Harold, 35, expected to take over the business from his 70-year-old father last year. The two had discussed and agreed to the plan. But when the time came for a transition, nothing happened.  Harold waited it out for a few weeks, guessing the delay was just an oversight. Weeks turned to months with still no word from his dad. Finally, ready to explode, Harold stormed into his father’s office and demanded to know why he was not in charge. Dad, having decided Harold needed more experience, counterattacked. Harold clearly was not ready for the responsibility of running a business, dad yelled. He was too volatile and immature and would not be taking over any time soon.

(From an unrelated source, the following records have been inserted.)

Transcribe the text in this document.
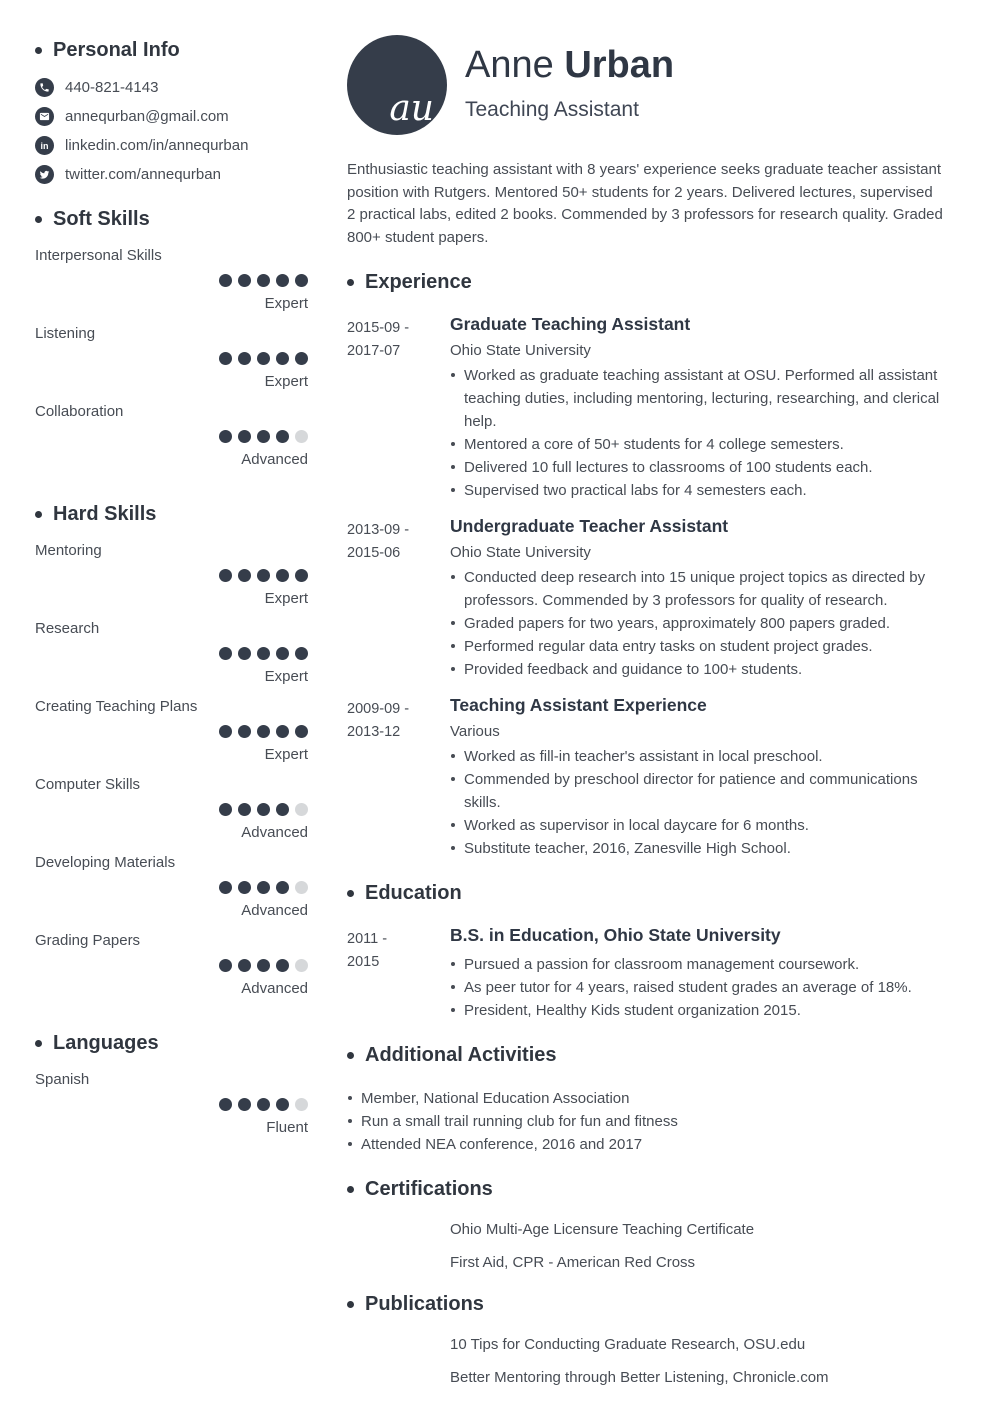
Personal Info
440-821-4143
annequrban@gmail.com
in	linkedin.com/in/annequrban
twitter.com/annequrban
Soft Skills
Interpersonal Skills
Expert
Listening
Expert
Collaboration
Advanced
Hard Skills
Mentoring
Expert
Research
Expert
Creating Teaching Plans
Expert
Computer Skills
Advanced
Developing Materials
Advanced
Grading Papers
Advanced
Languages
Spanish
Fluent
au
Anne Urban
Teaching Assistant
Enthusiastic teaching assistant with 8 years' experience seeks graduate teacher assistant position with Rutgers. Mentored 50+ students for 2 years. Delivered lectures, supervised 2 practical labs, edited 2 books. Commended by 3 professors for research quality. Graded 800+ student papers.
Experience
2015-09 -
2017-07
Graduate Teaching Assistant
Ohio State University
Worked as graduate teaching assistant at OSU. Performed all assistant teaching duties, including mentoring, lecturing, researching, and clerical help.
Mentored a core of 50+ students for 4 college semesters.
Delivered 10 full lectures to classrooms of 100 students each.
Supervised two practical labs for 4 semesters each.
2013-09 -
2015-06
Undergraduate Teacher Assistant
Ohio State University
Conducted deep research into 15 unique project topics as directed by professors. Commended by 3 professors for quality of research.
Graded papers for two years, approximately 800 papers graded.
Performed regular data entry tasks on student project grades.
Provided feedback and guidance to 100+ students.
2009-09 -
2013-12
Teaching Assistant Experience
Various
Worked as fill-in teacher's assistant in local preschool.
Commended by preschool director for patience and communications skills.
Worked as supervisor in local daycare for 6 months.
Substitute teacher, 2016, Zanesville High School.
Education
2011 -
2015
B.S. in Education, Ohio State University
Pursued a passion for classroom management coursework.
As peer tutor for 4 years, raised student grades an average of 18%.
President, Healthy Kids student organization 2015.
Additional Activities
Member, National Education Association
Run a small trail running club for fun and fitness
Attended NEA conference, 2016 and 2017
Certifications
Ohio Multi-Age Licensure Teaching Certificate
First Aid, CPR - American Red Cross
Publications
10 Tips for Conducting Graduate Research, OSU.edu
Better Mentoring through Better Listening, Chronicle.com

 Straight talk as a learned skill

We hear much talk these days about how the younger generation — those who grew up with email, texting and phones attached to their hips — hasn’t developed the level of communications skills needed to be successful in business. But I’ve observed plenty of business professionals who came of age before these technological advances who also struggle to communicate effectively. Maybe technology isn’t the issue. Maybe our professional development opportunities, our educational systems and our family experiences fall short in offering the training, experience and reinforcement we need to learn how to communicate effectively.

In the scenarios above, Mary, Joe, Harold and Harold’s father each missed opportunities to proactively communicate in ways that would improve the business, create learning opportunities and strengthen working relationships. They let anger, frustration, and fear of feedback get in their way of an honest exchange.

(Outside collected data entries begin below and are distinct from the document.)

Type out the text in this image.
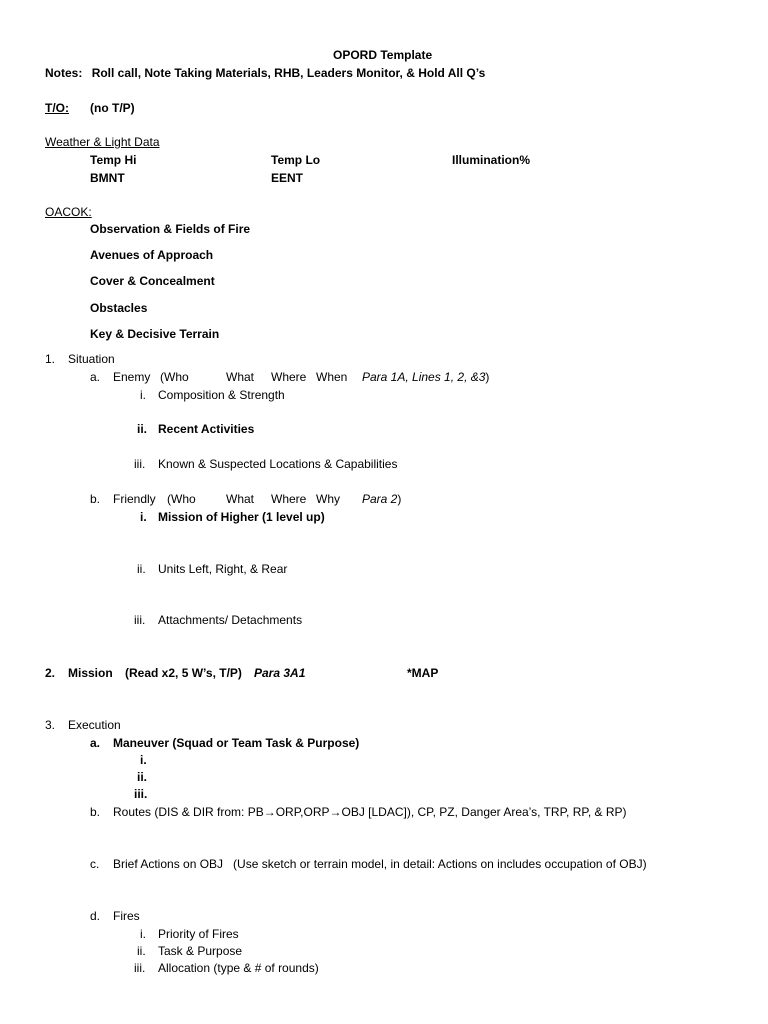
OPORD Template
Notes: Roll call, Note Taking Materials, RHB, Leaders Monitor, & Hold All Q’s
T/O: (no T/P)
Weather & Light Data
Temp Hi	Temp Lo	Illumination%
BMNT	EENT
OACOK:
Observation & Fields of Fire
Avenues of Approach
Cover & Concealment
Obstacles
Key & Decisive Terrain
1. Situation
a. Enemy (Who	What Where When Para 1A, Lines 1, 2, &3)
i. Composition & Strength
ii. Recent Activities
iii. Known & Suspected Locations & Capabilities
b. Friendly (Who	What Where Why Para 2)
i. Mission of Higher (1 level up)
ii. Units Left, Right, & Rear
iii. Attachments/ Detachments
2. Mission (Read x2, 5 W’s, T/P) Para 3A1	*MAP
3. Execution
a. Maneuver (Squad or Team Task & Purpose)
i.
ii.
iii.
b. Routes (DIS & DIR from: PB→ORP,ORP→OBJ [LDAC]), CP, PZ, Danger Area’s, TRP, RP, & RP)
c. Brief Actions on OBJ   (Use sketch or terrain model, in detail: Actions on includes occupation of OBJ)
d. Fires
i. Priority of Fires
ii. Task & Purpose
iii. Allocation (type & # of rounds)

Whether it’s a simple update on the status of a project or a more challenging task such as giving difficult feedback, we tend to fall back on communication patterns that feel safe.  Such ineffective communication leaves a gap in truly hearing and understanding each other. Worse yet, we fire up emotions that may damage the relationship and our trust. Productivity suffers. In all cases, the business loses.

Through my Leadership & Legacy Group coaching, I work with leaders who have built highly successful, profitable businesses yet still stumble when it comes to difficult conversations. Too often they soften or under-play the message. They leave their employees confused and not sure what action to take. Or a leader may go on the attack out of frustration, creating high levels of stress and tension that prompt employees to either lash out or withdraw. Either way — plus many variations between — is terribly ineffective.

Crafting effective messages

In Fierce Conversations, author Susan Scott tackles some of the most challenging and important types of dialogues we need to have – at work, at home and in life. She provides a framework for building your message so it’s effective and maximizes your probability of getting the results you want. There is no guarantee of getting your desired results, of course, when dealing with people, but by building a productive and effective conversation, your chances are far better.

Fierce Conversations should be required reading for all business professionals and used as a textbook in communications training programs. Following her models isn’t easy — they take us out of our comfort zones, out of our all-too familiar patterns of avoidance or lashing out. You may be tempted to declare that you shouldn’t have to do this work – you are the boss! But by taking the time to have those difficult conversations and to be clearly understood, you’re likely to see your stress levels drop, your relationships grow stronger, your bottom line improve. That’s a great yield from the simple investment in communicating clearly.